Text and Rich output include:

• Basic Properties, JAR Info, and Bundle Info
• Decode and string findings
• Assessment findings (benign, needs_review, suspicious)
• Behavioral findings with severity
• Artifact findings
• Runtime C2 resolution status
• Stage-2 Analysis status
• Blockchain Indicators
• Network Endpoint Assessment
• Variant Detections
• Raw String Detections
• Heuristic Detections
• RatterScanner results
• Summary counts and verdict layers

JSON output includes the full scan payload, including:

• target_metadata
• runtime_c2
• stage2_analysis
• blockchain_indicators
• network_endpoint_assessment
• variant_detections
• raw_string_detections
• heuristic_detections
• ratter_scanner
• findings
• behavior_findings
• artifact_findings
• summary

HTML output is a standalone styled report and includes:

• top-level summary cards and overall assessment
• executive summary, when available
• expanded metadata and enrichment sections
• omission of categories that are completely empty

Executive Summary

If OPENAI_API_KEY is set, the tool sends the triage JSON to the OpenAI Responses API and asks for a concise executive summary describing the likely flow, capabilities, risks, and goals of the scanned application or malware.

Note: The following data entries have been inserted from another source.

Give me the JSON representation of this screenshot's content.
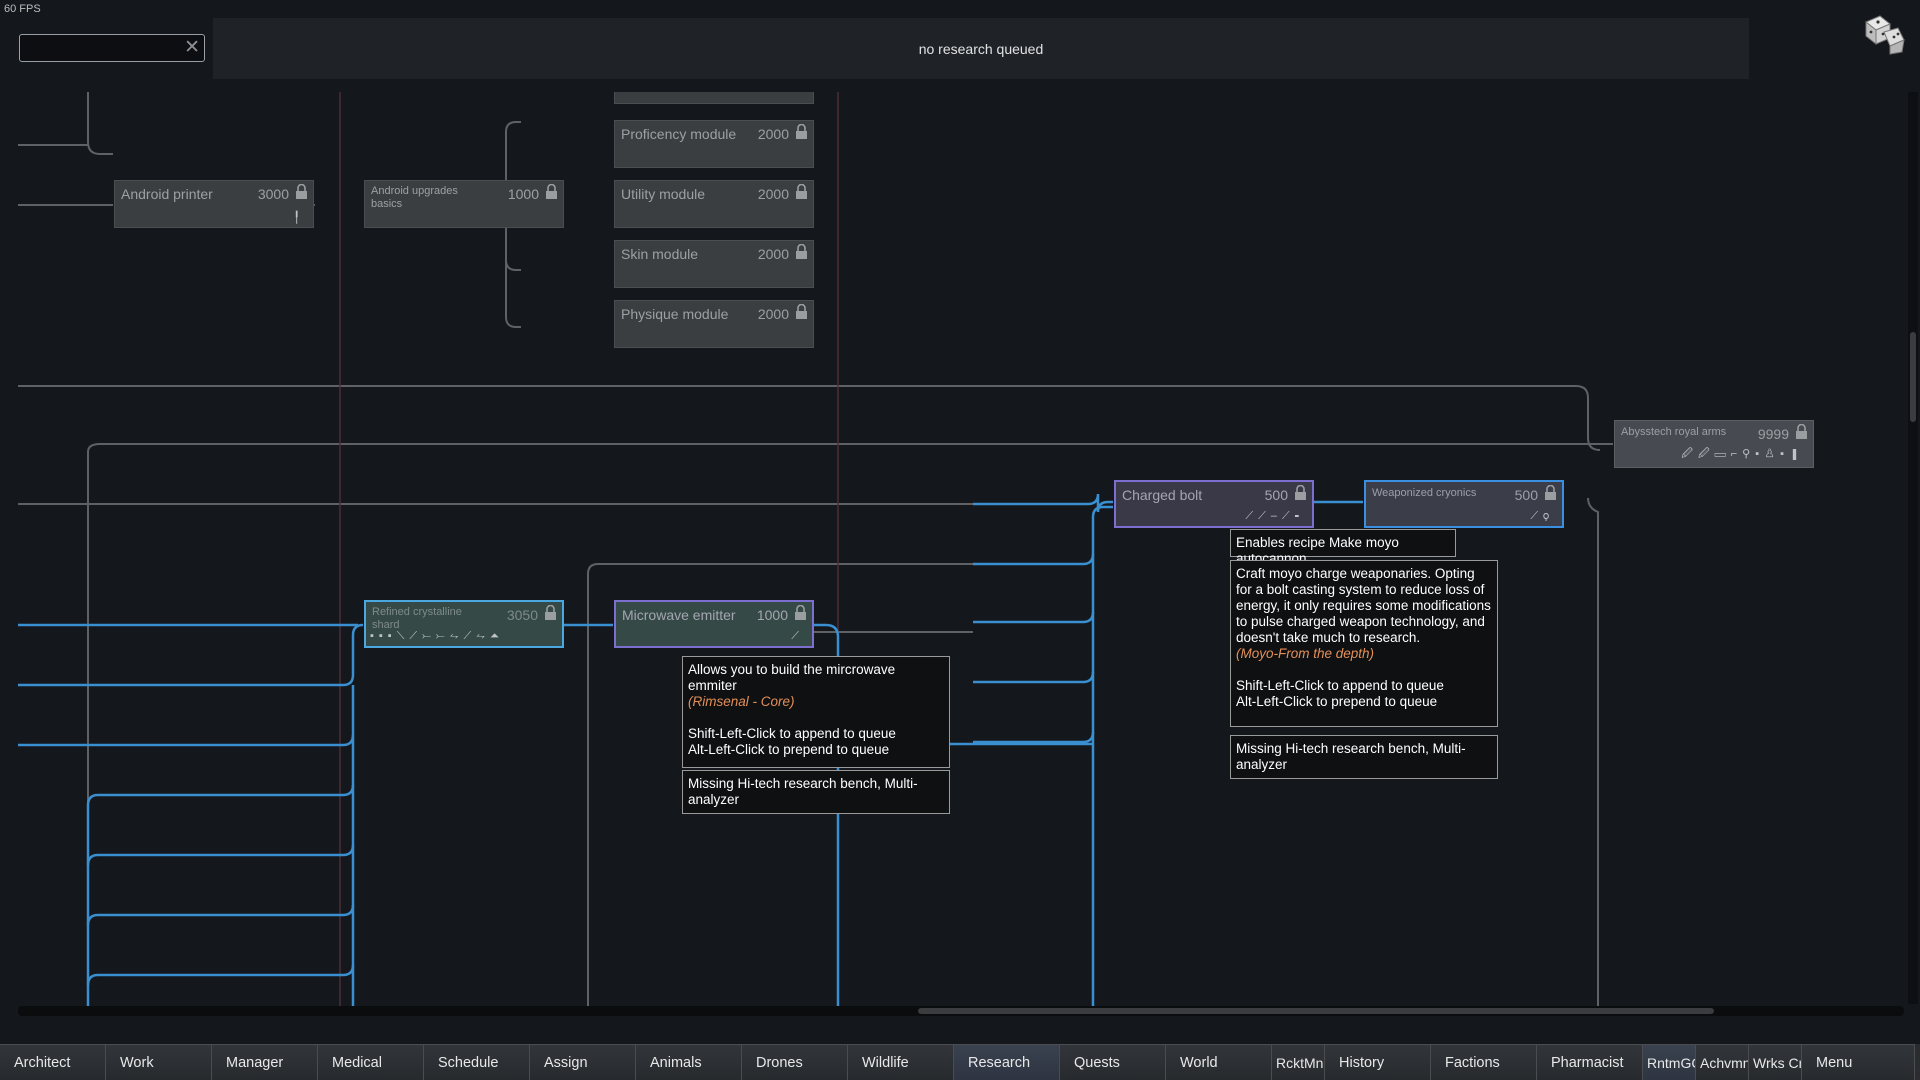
{
  "fps": "60 FPS",
  "search": {
    "value": "",
    "placeholder": ""
  },
  "queue": {
    "status": "no research queued"
  },
  "nodes": {
    "android_printer": {
      "name": "Android printer",
      "cost": "3000"
    },
    "android_upgrades": {
      "name": "Android upgrades basics",
      "cost": "1000"
    },
    "proficency_module": {
      "name": "Proficency module",
      "cost": "2000"
    },
    "utility_module": {
      "name": "Utility module",
      "cost": "2000"
    },
    "skin_module": {
      "name": "Skin module",
      "cost": "2000"
    },
    "physique_module": {
      "name": "Physique module",
      "cost": "2000"
    },
    "abyssal_arms": {
      "name": "Abysstech royal arms",
      "cost": "9999"
    },
    "charged_bolt": {
      "name": "Charged bolt",
      "cost": "500"
    },
    "weaponized_cryonics": {
      "name": "Weaponized cryonics",
      "cost": "500"
    },
    "refined_shard": {
      "name": "Refined crystalline shard",
      "cost": "3050"
    },
    "microwave_emitter": {
      "name": "Microwave emitter",
      "cost": "1000"
    }
  },
  "tooltips": {
    "microwave": {
      "desc": "Allows you to build the mircrowave emmiter",
      "source": "(Rimsenal - Core)",
      "shift": "Shift-Left-Click to append to queue",
      "alt": "Alt-Left-Click to prepend to queue",
      "missing": "Missing Hi-tech research bench, Multi-analyzer"
    },
    "charged": {
      "recipe": "Enables recipe Make moyo autocannon",
      "desc": "Craft moyo charge weaponaries. Opting for a bolt casting system to reduce loss of energy, it only requires some modifications to pulse charged weapon technology, and doesn't take much to research.",
      "source": "(Moyo-From the depth)",
      "shift": "Shift-Left-Click to append to queue",
      "alt": "Alt-Left-Click to prepend to queue",
      "missing": "Missing Hi-tech research bench, Multi-analyzer"
    }
  },
  "tabs": [
    "Architect",
    "Work",
    "Manager",
    "Medical",
    "Schedule",
    "Assign",
    "Animals",
    "Drones",
    "Wildlife",
    "Research",
    "Quests",
    "World",
    "RcktMn",
    "History",
    "Factions",
    "Pharmacist",
    "RntmGC",
    "Achvmn",
    "Wrks Cr",
    "Menu"
  ],
  "colors": {
    "research_link": "#4aa8df",
    "locked_link": "#5f6164",
    "accent_purple": "#7d6fd0",
    "source_text": "#e38f58"
  }
}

If no API key is present, the tool behaves as if this feature does not exist and does not mention AI or GPT in the output.

Notes and Limits

• This is a triage helper, not a full malware sandbox or decompiler.
• The deobfuscation stage is deterministic and heuristic-based; unsupported custom routines may still remain unresolved.
• Class-constant fallback mode provides useful indicators but less semantic context than full source scanning.
• Behavioral and signature detections are heuristic-based and may produce false positives or miss novel techniques.
• Network-based runtime C2 resolution and stage-2 enrichment are best-effort and may fail due to missing indicators, DNS failure, RPC issues, or decoding variance.
• Metadata enrichments such as SSDEEP, TLSH, TrID, Magika, and Vhash are best-effort and only appear when dependencies are available.
• Nested archive or payload extraction is heuristic and best-effort; highly custom packers may still evade static expansion.
• Do not rely on this tool alone to determine whether a Java application is safe.